Economic-only changes doesn’t make “chacha” less evil

Read in: Pilipino

Assurances made by leaders of the House of Representatives that their push for amending the 1987 constitution will be limited only to economic provisions does not make the plan less evil.

The plan to enshrine economic liberalization in the Philippine constitution, in fact, is more deleterious in the long-term, more than the much assailed political amendments to perpetuate Duterte’s tyranny and extend the terms of politicos, as well as the scheme to kill the party-list system.

The declared aim of giving foreign capitalists the right to fully own land, natural resources and business operations is, in fact, equivalent to complete economic subjugation. House Speaker Velasco and his cohorts are acting as traitors in pushing for the complete colonization of the Philippines by multinational corporations, in connivance with local big bourgeois comprador companies.
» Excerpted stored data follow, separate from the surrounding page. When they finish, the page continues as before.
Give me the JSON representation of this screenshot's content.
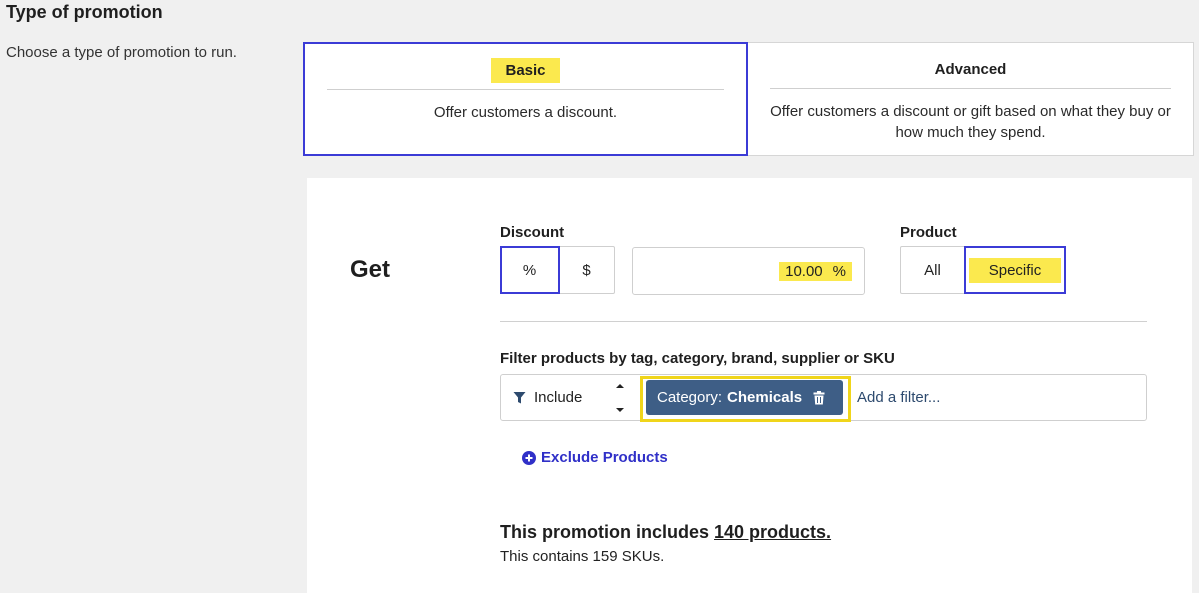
{
  "section": {
    "title": "Type of promotion",
    "description": "Choose a type of promotion to run."
  },
  "types": [
    {
      "title": "Basic",
      "description": "Offer customers a discount.",
      "selected": true
    },
    {
      "title": "Advanced",
      "description": "Offer customers a discount or gift based on what they buy or how much they spend.",
      "selected": false
    }
  ],
  "get": {
    "label": "Get",
    "discount": {
      "label": "Discount",
      "percent_label": "%",
      "dollar_label": "$",
      "selected": "%",
      "value": "10.00",
      "unit": "%"
    },
    "product": {
      "label": "Product",
      "all_label": "All",
      "specific_label": "Specific",
      "selected": "Specific"
    },
    "filter": {
      "label": "Filter products by tag, category, brand, supplier or SKU",
      "mode": "Include",
      "tag_key": "Category:",
      "tag_value": "Chemicals",
      "placeholder": "Add a filter..."
    },
    "exclude_label": "Exclude Products",
    "summary_prefix": "This promotion includes ",
    "summary_link": "140 products.",
    "sku_text": "This contains 159 SKUs."
  },
  "colors": {
    "accent": "#3b3bd6",
    "highlight": "#fbe94e",
    "tag_bg": "#3e5e86",
    "link": "#3030c8"
  }
}
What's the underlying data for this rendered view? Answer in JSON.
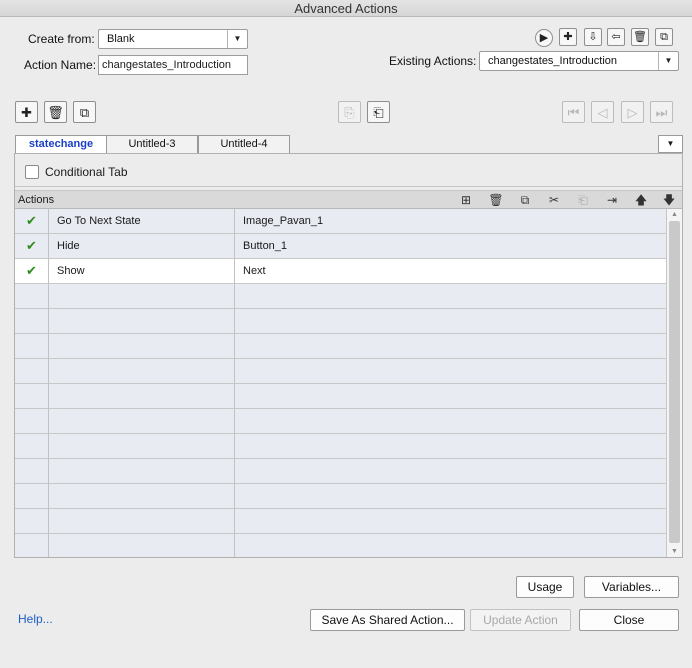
{
  "window": {
    "title": "Advanced Actions"
  },
  "form": {
    "create_from_label": "Create from:",
    "create_from_value": "Blank",
    "action_name_label": "Action Name:",
    "action_name_value": "changestates_Introduction",
    "existing_actions_label": "Existing Actions:",
    "existing_actions_value": "changestates_Introduction"
  },
  "tabs": [
    {
      "label": "statechange",
      "active": true
    },
    {
      "label": "Untitled-3",
      "active": false
    },
    {
      "label": "Untitled-4",
      "active": false
    }
  ],
  "conditional_tab": {
    "label": "Conditional Tab",
    "checked": false
  },
  "actions_table": {
    "header": "Actions",
    "rows": [
      {
        "status": "✔",
        "action": "Go To Next State",
        "target": "Image_Pavan_1"
      },
      {
        "status": "✔",
        "action": "Hide",
        "target": "Button_1"
      },
      {
        "status": "✔",
        "action": "Show",
        "target": "Next"
      }
    ],
    "empty_rows": 11,
    "selected_row": 2
  },
  "buttons": {
    "usage": "Usage",
    "variables": "Variables...",
    "save_shared": "Save As Shared Action...",
    "update_action": "Update Action",
    "close": "Close",
    "help": "Help..."
  },
  "colors": {
    "tab_active": "#1a3fc7",
    "check": "#2e8b1e",
    "link": "#1b5fc4",
    "grid_background": "#e8ebf2"
  }
}
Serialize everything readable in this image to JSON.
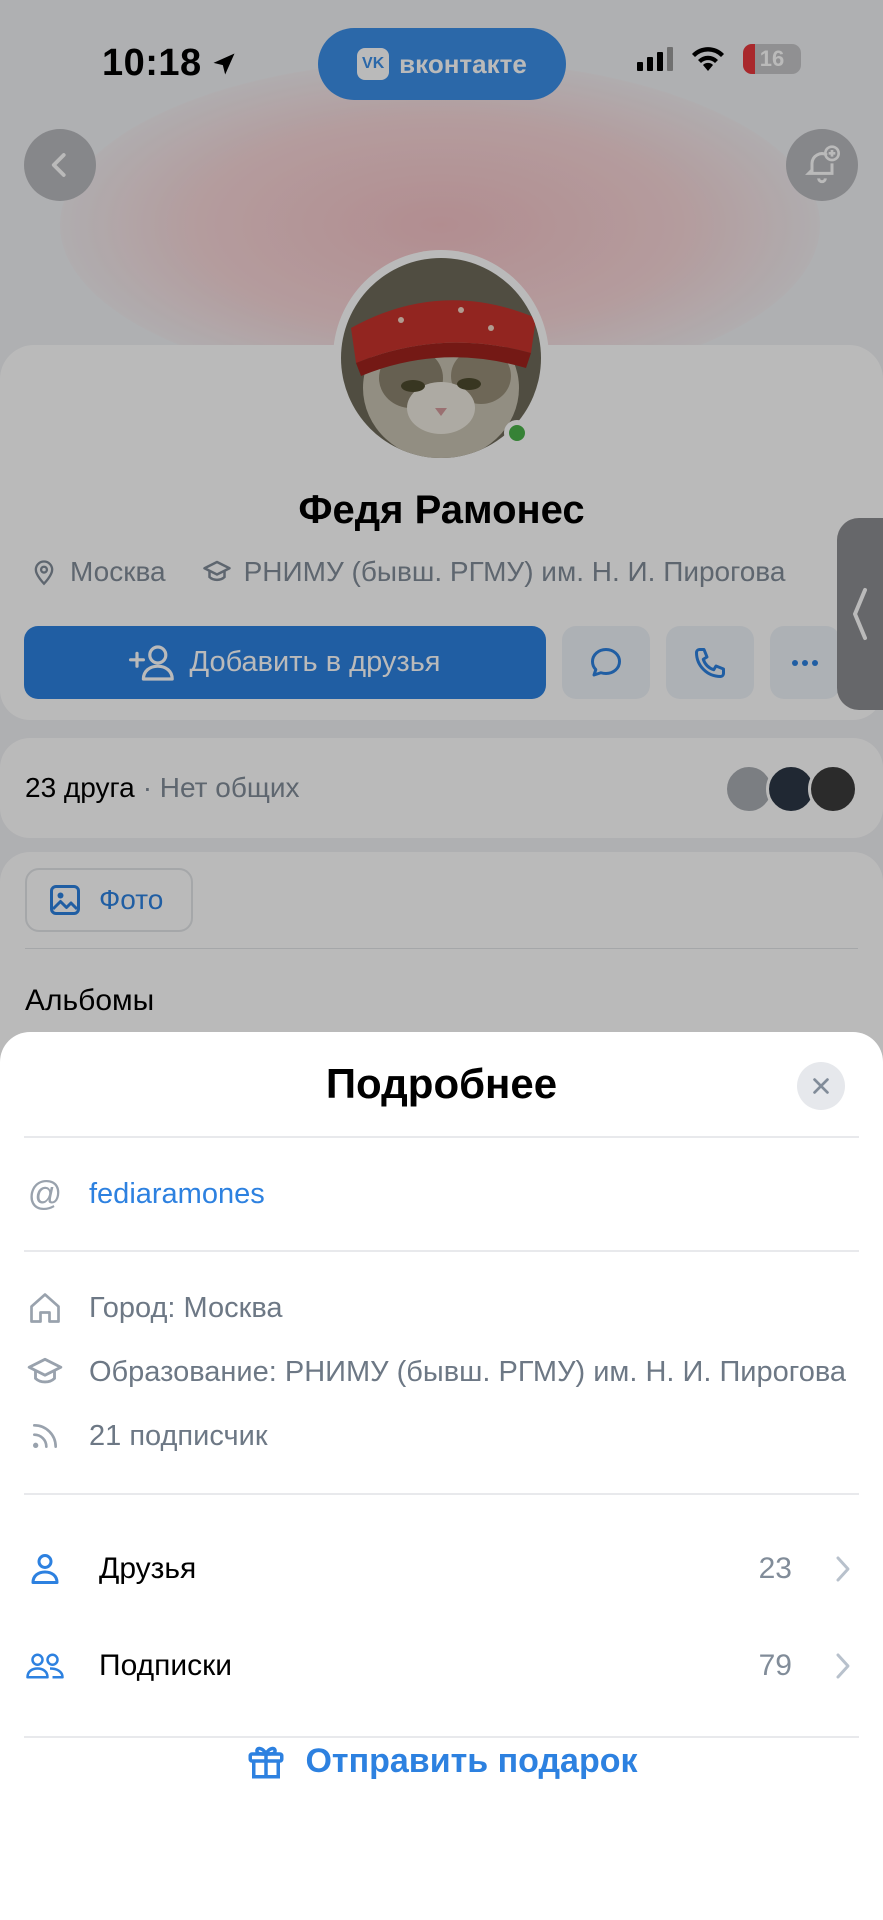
{
  "status_bar": {
    "time": "10:18",
    "app_pill": "вконтакте",
    "vk_logo": "VK",
    "battery": "16",
    "icons": [
      "location-arrow-icon",
      "signal-icon",
      "wifi-icon",
      "battery-icon"
    ]
  },
  "profile": {
    "name": "Федя Рамонес",
    "city": "Москва",
    "university": "РНИМУ (бывш. РГМУ) им. Н. И. Пирогова",
    "add_friend_label": "Добавить в друзья",
    "friends_count_label": "23 друга",
    "common_friends_label": "· Нет общих",
    "photo_chip_label": "Фото",
    "albums_label": "Альбомы"
  },
  "sheet": {
    "title": "Подробнее",
    "username": "fediaramones",
    "city": "Город: Москва",
    "education": "Образование: РНИМУ (бывш. РГМУ) им. Н. И. Пирогова",
    "followers": "21 подписчик",
    "nav": [
      {
        "label": "Друзья",
        "count": "23"
      },
      {
        "label": "Подписки",
        "count": "79"
      }
    ],
    "gift_label": "Отправить подарок"
  },
  "colors": {
    "accent": "#2d81e0",
    "vk_blue": "#3b8fe8",
    "online": "#4bb34b",
    "secondary_text": "#818c99"
  }
}
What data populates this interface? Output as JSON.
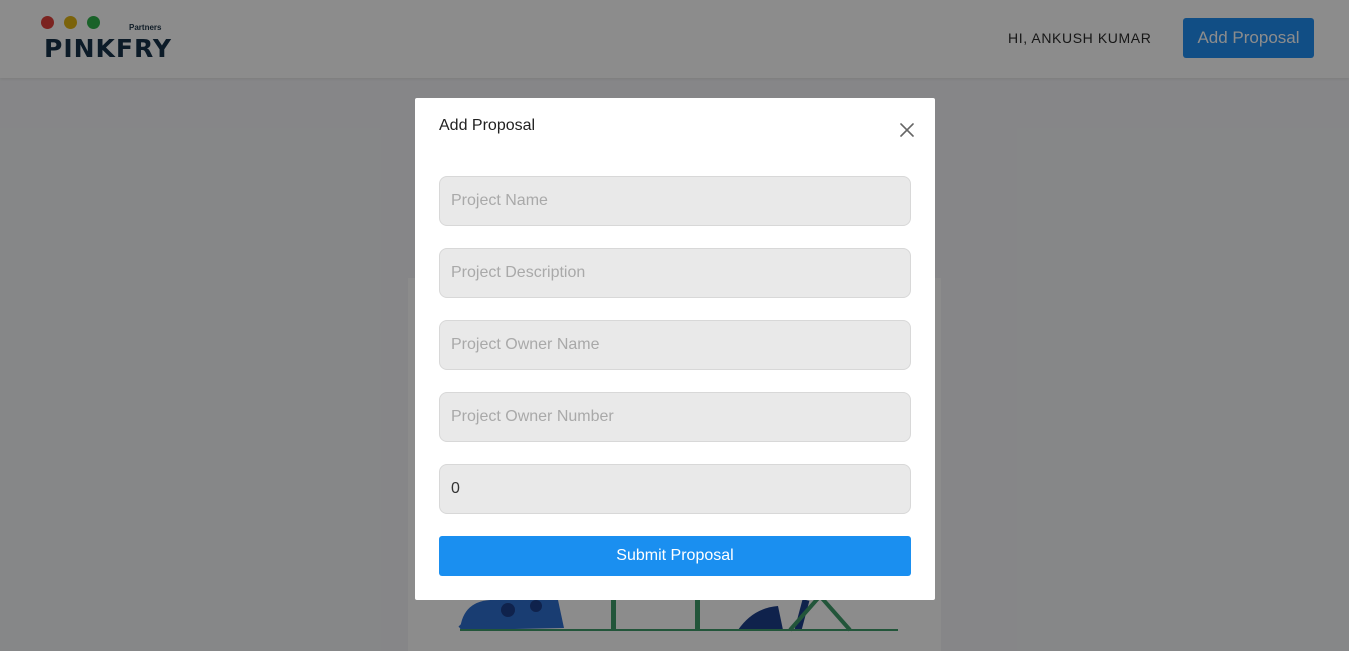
{
  "header": {
    "logo_partners": "Partners",
    "logo_brand": "PINKFRY",
    "logo_dot_colors": [
      "#e0413b",
      "#e0b414",
      "#2eb24c"
    ],
    "greeting": "HI, ANKUSH KUMAR",
    "add_proposal_label": "Add Proposal"
  },
  "modal": {
    "title": "Add Proposal",
    "close_icon": "close-icon",
    "fields": [
      {
        "placeholder": "Project Name",
        "value": ""
      },
      {
        "placeholder": "Project Description",
        "value": ""
      },
      {
        "placeholder": "Project Owner Name",
        "value": ""
      },
      {
        "placeholder": "Project Owner Number",
        "value": ""
      },
      {
        "placeholder": "",
        "value": "0"
      }
    ],
    "submit_label": "Submit Proposal"
  },
  "colors": {
    "accent": "#1a8ff0",
    "overlay": "rgba(0,0,0,0.45)"
  }
}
Claims that completely liberalizing the economy will lead to economic growth are groundless. The trade and investment liberalization offensive since the 1990s has only debilitated the local economy, widened trade deficits and made the country ever dependent on debt.

For 75 years now, the Philippine economy has been dominated by multinational corporations which have accumulated superprofits by plundering and exploiting the country’s human and natural resources. The big bourgeois comprador ruling class in the Philippines–the Cojuangcos, Ayalas, Zobels, Pangilinans, Sys, Villars and so on–serve as local agents of foreign capital and have controlled the Philippine state.

The succession of bureaucrat capitalist governments, acting as agents of the big bourgeois compradors, have made attracting more foreign investments through liberalization as their cornerstone policy. None of them have managed to enable the local economy to stand on its own two feet. Trade and investment liberalization, as well as providing incentives to foreign capital, have only succeeded in killing local industries and pushing agricultural producers to bankruptcy.

Foreign investments have failed to capacitate the Philippine economy which until now could not produce even the most basic necessities for production and consumption. This fact has been demonstrated ever so clearly during the Covid-19 pandemic which exposed the country’s inability to produce the raw materials for manufacturing personal protective equipment and face masks, much less ventilators or more importantly, testing kits and vaccines. Even the smallest of needles have to be imported.

More foreign capital have only led to the conversion of agricultural land for big multinational agribusiness who produce crops for exports, severely affecting local production of rice, vegetables and food crops, endangering food security, pushing up food prices and making the country dependent of food imports.

Foreign capital have never helped industrialize the Philippines. They invest only in factories that produce commodities that Filipinos do not need or can ill-afford. These form part of the international assembly line of multinational corporations where they seek to exploit the cheapest available wage rates. Jobs being produced are contractual or temporary as multinationals have mastered the ability to shift production from one country to another depending on where it can maximize profits.

So-called economic growth of the past years does not measure the actual health of the local economy nor the Filipino people’s state of economic well-being. It does not take into consideration whether local production corresponds to the needs of the people (food, most especially) or raising the productive capacity of the economy. While the Philippines produces electrical and electronic components for the global vehicle and semiconductor assembly line, there are no local basic and integrated industries that can produce steel and other capital commodities.

Enshrining total liberalization in the 1987 constitution will only further push the country to the race to the bottom among other backward countries who “attract foreign investors” by offering the lowest workers wages and least regulation to plunder local resources. It will lead to worse forms of labor exploitation through wage repression, flexible employment schemes to extend the workday, abuse of workers rights and job insecurity. It will also result in worse plunder and poisoning of environment due to large-scale mining, plantations and operations of economic zones.

It is the patriotic duty of all Filipino to resist the so-called “economic chacha” and defend the country’s patrimony. A broad patriotic united front must be forged to stop the plans for amending the 1987 constitution to favor foreign big capitalists and their local big business partners.

The Filipino people, especially the broad masses of workers and peasants, together with the petty and national bourgeoisie, denounce the “economic chacha” and demand an end to the semicolonial and semifeudal system that perpetuate economic backwardness, oppression and exploitation.